Effrayé, le groupe se dispersa, se croyant sans doute en proie à des hallucinations. Ce furent nos seuls contacts avec la population lors de ce circuit à travers Paris : le gardien de l'Opéra, les poissardes et le vendeur de journaux.

De l'Arc de Triomphe à la Tour Eiffel

hitler arrivant à l'Arc de Triomphe
Au passage, Breker précisait les caractéristiques du quartier qu'ils traversaient, désignait les artères qu'ils dépassaient. La Mercedes noire de Hitler fit halte devant la Madeleine.
Du haut des marches, Hitler écouta distraitement les explications fournies par Speer, l'index pointé en direction du dôme de l'église Saint-Augustin émergeant de la brume matinale, puis le cortège roula dans la rue Royale, ralentit au milieu de la place de la Concorde et, entre le moutonnement des hauts marronniers sombres, sous le regard indifférent d'un gardien de la paix posté sur le trottoir de gauche, obliqua vers les Champs-Élysées.
Sous les roues des voitures allemandes se déroula la plus belle avenue du monde.
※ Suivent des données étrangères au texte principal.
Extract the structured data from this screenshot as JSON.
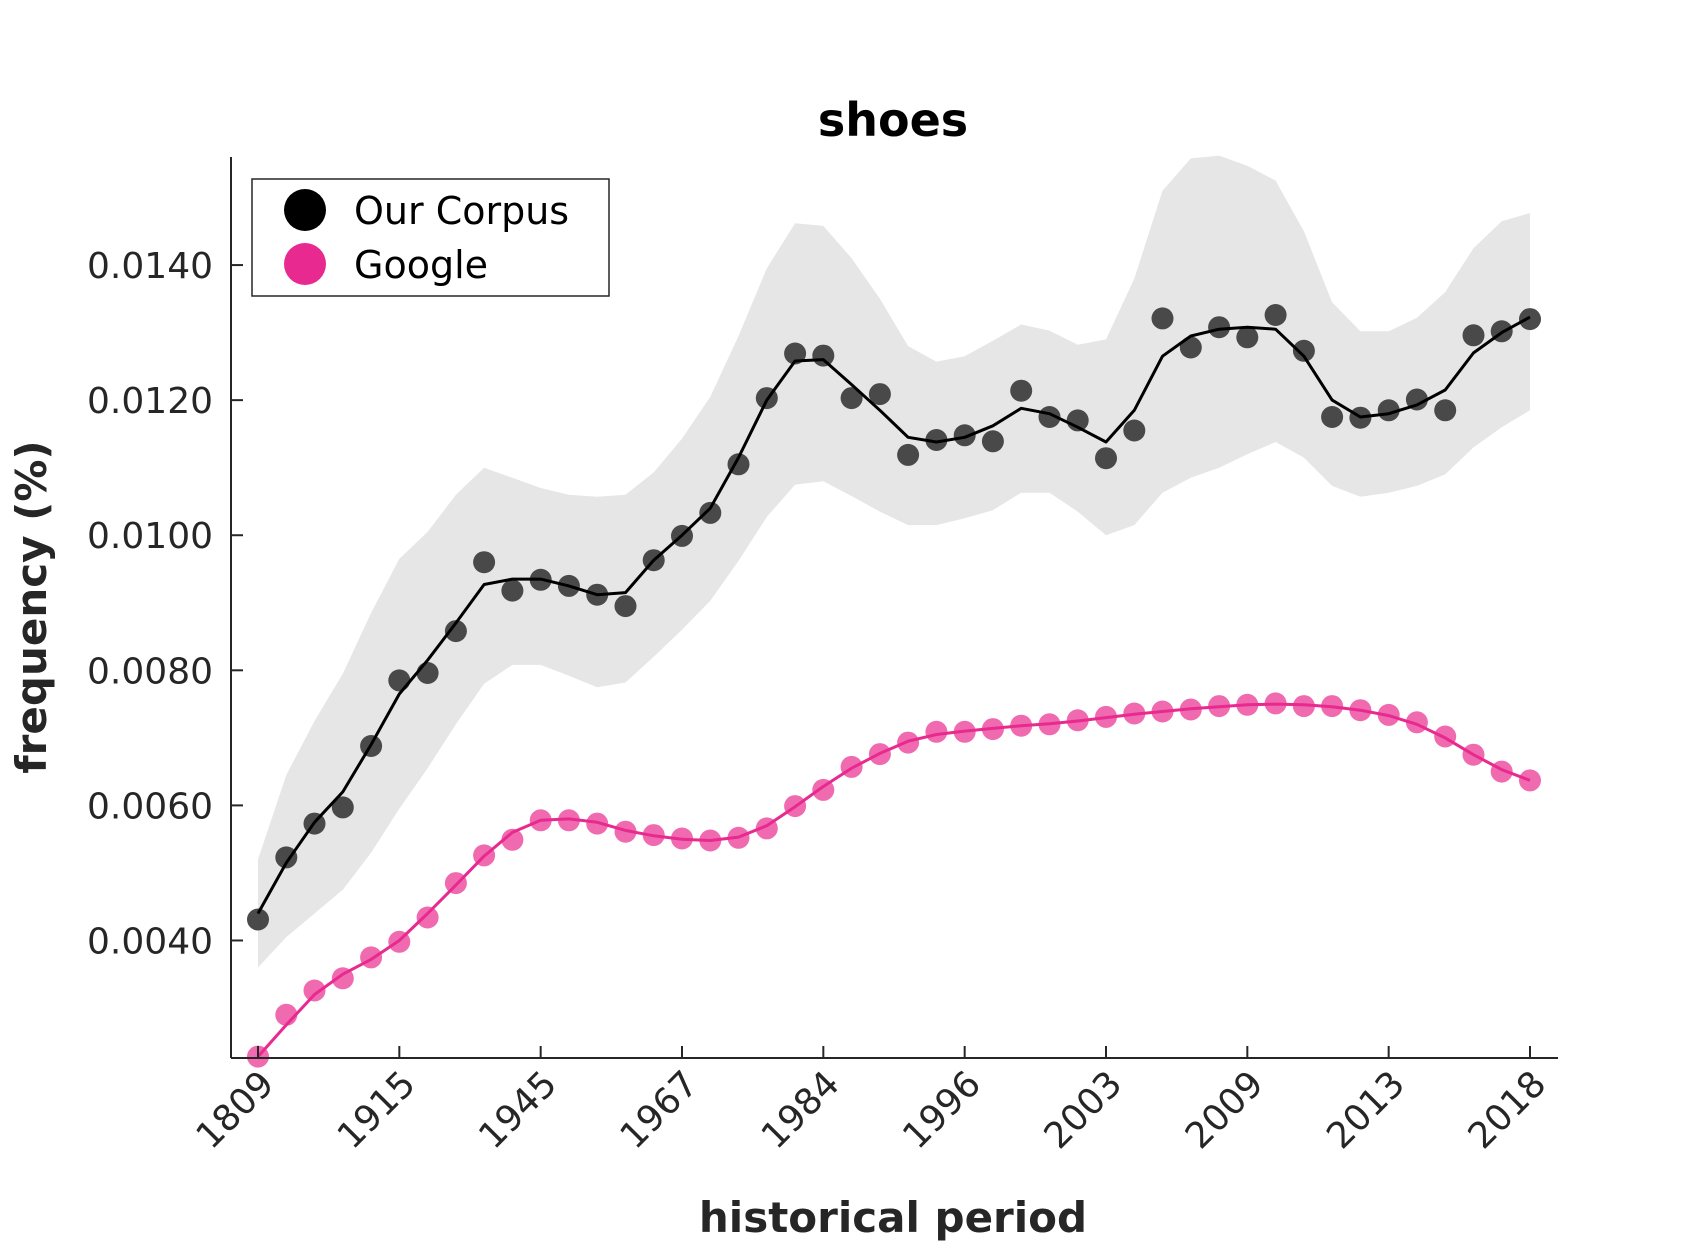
{
  "chart_data": {
    "type": "line",
    "title": "shoes",
    "xlabel": "historical period",
    "ylabel": "frequency (%)",
    "x_tick_labels": [
      "1809",
      "1915",
      "1945",
      "1967",
      "1984",
      "1996",
      "2003",
      "2009",
      "2013",
      "2018"
    ],
    "y_ticks": [
      0.004,
      0.006,
      0.008,
      0.01,
      0.012,
      0.014
    ],
    "y_tick_labels": [
      "0.0040",
      "0.0060",
      "0.0080",
      "0.0100",
      "0.0120",
      "0.0140"
    ],
    "ylim": [
      0.00226,
      0.0156
    ],
    "grid": false,
    "legend_position": "top-left",
    "n_points": 46,
    "series": [
      {
        "name": "Our Corpus",
        "color": "#000000",
        "points": [
          0.00431,
          0.00523,
          0.00573,
          0.00597,
          0.00688,
          0.00785,
          0.00796,
          0.00858,
          0.0096,
          0.00918,
          0.00934,
          0.00925,
          0.00912,
          0.00895,
          0.00963,
          0.00999,
          0.01033,
          0.01105,
          0.01203,
          0.01269,
          0.01266,
          0.01203,
          0.01209,
          0.01119,
          0.01141,
          0.01148,
          0.01139,
          0.01214,
          0.01175,
          0.0117,
          0.01114,
          0.01155,
          0.01321,
          0.01278,
          0.01308,
          0.01293,
          0.01326,
          0.01273,
          0.01175,
          0.01174,
          0.01185,
          0.01201,
          0.01185,
          0.01296,
          0.01302,
          0.0132
        ],
        "smooth": [
          0.0044,
          0.00515,
          0.00575,
          0.0062,
          0.0069,
          0.00765,
          0.00815,
          0.0087,
          0.00927,
          0.00935,
          0.00935,
          0.00925,
          0.00912,
          0.00915,
          0.00963,
          0.01,
          0.0104,
          0.01115,
          0.012,
          0.01258,
          0.0126,
          0.01223,
          0.01185,
          0.01145,
          0.01138,
          0.01145,
          0.01162,
          0.01188,
          0.0118,
          0.0116,
          0.01138,
          0.01185,
          0.01265,
          0.01295,
          0.01305,
          0.01308,
          0.01305,
          0.01265,
          0.012,
          0.01175,
          0.0118,
          0.01193,
          0.01215,
          0.0127,
          0.013,
          0.01323
        ],
        "band_upper": [
          0.0052,
          0.00645,
          0.00725,
          0.00795,
          0.00885,
          0.00965,
          0.01005,
          0.0106,
          0.011,
          0.01085,
          0.0107,
          0.0106,
          0.01057,
          0.0106,
          0.01093,
          0.01143,
          0.01205,
          0.01295,
          0.01395,
          0.01462,
          0.01458,
          0.0141,
          0.0135,
          0.0128,
          0.01257,
          0.01265,
          0.01288,
          0.01312,
          0.01303,
          0.01282,
          0.0129,
          0.0138,
          0.0151,
          0.01558,
          0.01562,
          0.01547,
          0.01525,
          0.0145,
          0.01345,
          0.01302,
          0.01302,
          0.01322,
          0.0136,
          0.01425,
          0.01465,
          0.01477
        ],
        "band_lower": [
          0.0036,
          0.00405,
          0.0044,
          0.00475,
          0.0053,
          0.00595,
          0.00655,
          0.0072,
          0.0078,
          0.00808,
          0.00808,
          0.00792,
          0.00775,
          0.00782,
          0.0082,
          0.0086,
          0.00903,
          0.00962,
          0.01027,
          0.01075,
          0.0108,
          0.01058,
          0.01035,
          0.01015,
          0.01015,
          0.01025,
          0.01037,
          0.01063,
          0.01063,
          0.01035,
          0.01,
          0.01015,
          0.01063,
          0.01085,
          0.011,
          0.0112,
          0.01138,
          0.01115,
          0.01073,
          0.01057,
          0.01063,
          0.01073,
          0.0109,
          0.0113,
          0.0116,
          0.01185
        ]
      },
      {
        "name": "Google",
        "color": "#e8298f",
        "points": [
          0.00228,
          0.0029,
          0.00326,
          0.00344,
          0.00375,
          0.00398,
          0.00434,
          0.00485,
          0.00526,
          0.00549,
          0.00578,
          0.00578,
          0.00573,
          0.00561,
          0.00556,
          0.00551,
          0.00548,
          0.00552,
          0.00566,
          0.00599,
          0.00623,
          0.00657,
          0.00676,
          0.00693,
          0.00709,
          0.00709,
          0.00713,
          0.00718,
          0.0072,
          0.00726,
          0.00731,
          0.00736,
          0.00739,
          0.00742,
          0.00747,
          0.00749,
          0.00751,
          0.00747,
          0.00747,
          0.00741,
          0.00734,
          0.00723,
          0.00702,
          0.00675,
          0.0065,
          0.00637
        ],
        "smooth": [
          0.00228,
          0.00275,
          0.0032,
          0.0035,
          0.00372,
          0.004,
          0.0044,
          0.00482,
          0.00525,
          0.0056,
          0.00578,
          0.0058,
          0.00575,
          0.00563,
          0.00555,
          0.0055,
          0.00548,
          0.00553,
          0.0057,
          0.00598,
          0.00628,
          0.00655,
          0.00677,
          0.00695,
          0.00705,
          0.0071,
          0.00714,
          0.00718,
          0.00721,
          0.00725,
          0.0073,
          0.00735,
          0.00739,
          0.00743,
          0.00746,
          0.00749,
          0.0075,
          0.00749,
          0.00746,
          0.00741,
          0.00733,
          0.0072,
          0.007,
          0.00675,
          0.00653,
          0.00637
        ]
      }
    ]
  }
}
Tout en haut, devant Adolf Hitler, fermant l'horizon dans l'air ouaté du matin d'été, se dressait l'Arc triomphal élevé sur l'ordre de Napoléon ler. Et sous la voûte prestigieuse reposait le corps d'un combattant inconnu de la Grande Guerre, veillé par les larges murailles recouvertes de noms de victoires dont beaucoup avaient été des défaites germaniques.
Mais, aujourd'hui, l'homme qui en déchiffrait les inscriptions était le vainqueur de Paris et de la France.
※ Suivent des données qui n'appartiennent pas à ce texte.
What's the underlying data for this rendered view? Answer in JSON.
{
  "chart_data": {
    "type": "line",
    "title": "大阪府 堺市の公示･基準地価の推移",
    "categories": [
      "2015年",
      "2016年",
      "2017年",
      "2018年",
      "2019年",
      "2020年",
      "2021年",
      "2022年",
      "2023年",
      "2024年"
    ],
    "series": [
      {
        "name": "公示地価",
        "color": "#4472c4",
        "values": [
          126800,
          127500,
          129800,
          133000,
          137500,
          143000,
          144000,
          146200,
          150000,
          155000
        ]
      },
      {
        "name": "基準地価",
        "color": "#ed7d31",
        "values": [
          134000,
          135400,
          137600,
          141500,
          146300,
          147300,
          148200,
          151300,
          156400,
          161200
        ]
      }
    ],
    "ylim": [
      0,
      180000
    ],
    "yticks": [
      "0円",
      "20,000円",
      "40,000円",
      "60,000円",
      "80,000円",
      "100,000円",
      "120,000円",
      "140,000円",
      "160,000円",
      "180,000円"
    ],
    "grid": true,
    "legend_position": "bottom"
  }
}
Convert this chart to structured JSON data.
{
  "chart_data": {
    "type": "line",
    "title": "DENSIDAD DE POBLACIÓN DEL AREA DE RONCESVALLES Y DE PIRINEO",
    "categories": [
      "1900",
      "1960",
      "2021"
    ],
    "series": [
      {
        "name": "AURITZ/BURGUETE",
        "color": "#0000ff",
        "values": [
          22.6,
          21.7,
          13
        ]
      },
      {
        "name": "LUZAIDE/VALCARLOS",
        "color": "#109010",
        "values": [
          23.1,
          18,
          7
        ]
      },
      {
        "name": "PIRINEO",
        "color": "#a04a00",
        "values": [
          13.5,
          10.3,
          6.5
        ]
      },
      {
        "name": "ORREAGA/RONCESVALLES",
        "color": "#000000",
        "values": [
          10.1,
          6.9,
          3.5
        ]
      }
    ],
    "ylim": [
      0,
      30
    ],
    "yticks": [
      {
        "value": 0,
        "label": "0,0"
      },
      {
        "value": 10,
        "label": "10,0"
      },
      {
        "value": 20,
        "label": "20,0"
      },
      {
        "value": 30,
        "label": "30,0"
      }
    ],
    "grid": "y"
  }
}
Alors la méditation de Hitler prit une orientation révélatrice des pensées qui l'obsédaient depuis les derniers jours.
— J'aurais pu, dit-il, marcher à la tête de mes troupes sous l'Arc de Triomphe. Le coup classique des grandes parades! Mais je ne l'ai pas voulu. Le peuple français devra s'en souvenir...
(En réalité, une revue militaire monstre des troupes allemandes victorieuses de la France avait été prévue à Paris, en présence de Hitler entouré de ses généraux. Elle avait été annulée après que Goering eut refusé d'assurer la sécurité du Führer du Reich contre une éventuelle attaque aérienne ennemie au cours du défilé.)
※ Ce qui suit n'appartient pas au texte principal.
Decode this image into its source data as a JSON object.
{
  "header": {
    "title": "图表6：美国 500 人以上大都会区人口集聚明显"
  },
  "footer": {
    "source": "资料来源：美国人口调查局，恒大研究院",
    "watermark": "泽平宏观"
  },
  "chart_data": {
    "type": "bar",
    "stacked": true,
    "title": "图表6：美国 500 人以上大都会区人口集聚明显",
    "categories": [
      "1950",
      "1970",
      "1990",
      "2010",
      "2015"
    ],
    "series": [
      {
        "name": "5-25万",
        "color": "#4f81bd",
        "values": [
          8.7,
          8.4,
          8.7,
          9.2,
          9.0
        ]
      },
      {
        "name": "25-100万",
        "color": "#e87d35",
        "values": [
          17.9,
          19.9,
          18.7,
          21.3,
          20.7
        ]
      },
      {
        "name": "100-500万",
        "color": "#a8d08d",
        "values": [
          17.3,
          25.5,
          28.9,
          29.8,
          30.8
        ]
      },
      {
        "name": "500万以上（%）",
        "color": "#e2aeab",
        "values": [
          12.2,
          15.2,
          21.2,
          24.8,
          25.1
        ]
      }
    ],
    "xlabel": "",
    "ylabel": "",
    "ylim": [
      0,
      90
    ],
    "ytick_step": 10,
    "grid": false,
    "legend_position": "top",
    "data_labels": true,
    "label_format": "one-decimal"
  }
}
Dans sa marche triomphale et semi-clandestine à travers la ville, l'itinéraire du Führer de l'Allemagne s'était fixé deux buts principaux.
Le premier fut atteint, à partir de la place de l'Étoile, au milieu des lourdes frondaisons de l'avenue du Bois, par l'avenue Raymond-Poincaré et la place Victor-Hugo, pour gagner les hauteurs de la colline et du palais de Chaillot.
Là, au bord de la terrasse célèbre, une perspective de rêve s'offrit aux regards d'Adolf Hitler.
Pour la première fois, Hitler se trouvait en face de la réalité inaltérable de sa conquête, déployée en une perspective majestueuse, dans toute sa grandeur.
A ce moment, s'il faut en croire Sacha Guitry qui a rapporté cet épisode peut-être apocryphe, un pêcheur à la Ligne montant des quais de la Seine se mit à gravir, sans que nul l'eût arrêté, les escaliers du palais de Chaillot. A la perspective de la surprise du Français quand à quelques pas de lui il découvrirait le Führer de la Grande Allemagne, l'attention de Hitler se fit avidité ardente. Mais l'homme, ayant posé sur son vainqueur un regard à peine étonné, passa simplement en proférant d'un ton léger : « Tiens! » et il poursuivit sa route en sifflotant. Décontenancé, Hitler n'ajouta aucun commentaire. Mais, l'instant d'après, il entraîna sa suite vers les voitures qui attendaient sur la place.